I disagree with my friend Sid Drell about the implications of a world ostensibly without nuclear weapons. In such a world, the only countries with nuclear weapons would be Iran, North Korea, and the like. A treaty renouncing nuclear weapons would be a modern-day repeat of the folly of the 1928 Kellogg-Briand pact, the General Treaty for the Renunciation of War.

Such symbolic gestures are not harmless. The signatories of Kellogg-Briand included all the aggressors of the 1930s. Democracies are slow to recognize aggressor nations because their motives are incomprehensible to us. Our enemies arm before we realize their intent, and our defensive measures follow only after long delay. We listen to our Winston Churchills very late. As a wise Roman said: “If you wish for peace, prepare for war.’
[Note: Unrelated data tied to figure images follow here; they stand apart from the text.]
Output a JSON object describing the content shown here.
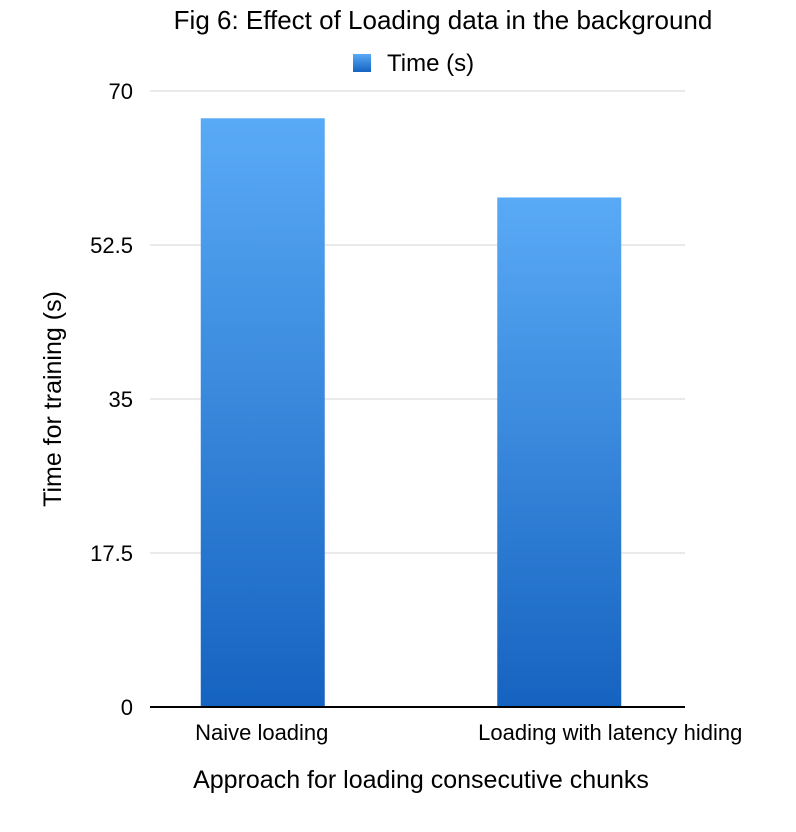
{
  "chart_data": {
    "type": "bar",
    "title": "Fig 6: Effect of Loading data in the background",
    "xlabel": "Approach for loading consecutive chunks",
    "ylabel": "Time for training (s)",
    "categories": [
      "Naive loading",
      "Loading with latency hiding"
    ],
    "series": [
      {
        "name": "Time (s)",
        "values": [
          66.9,
          57.9
        ]
      }
    ],
    "ylim": [
      0,
      70
    ],
    "yticks": [
      "0",
      "17.5",
      "35",
      "52.5",
      "70"
    ],
    "grid": true,
    "legend_position": "top-center",
    "colors": {
      "bar_top": "#59aaf6",
      "bar_bottom": "#1563c0",
      "legend_swatch": "#2a86e0"
    }
  }
}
Disarmed, we would face the threat of even a single nuclear weapon without the ability to deter it. In the age of the intercontinental ballistic missile, not even the oceans offer strategic depth.

An American renunciation of nuclear weapons would be followed by a rush to proliferation as a dozen or more regional powers, no longer protected by an implicit or explicit American guarantee, build their own nuclear forces. Such a world, in which a multitude of rivalries and enmities become nuclear confrontations, would certainly be more dangerous than the present one.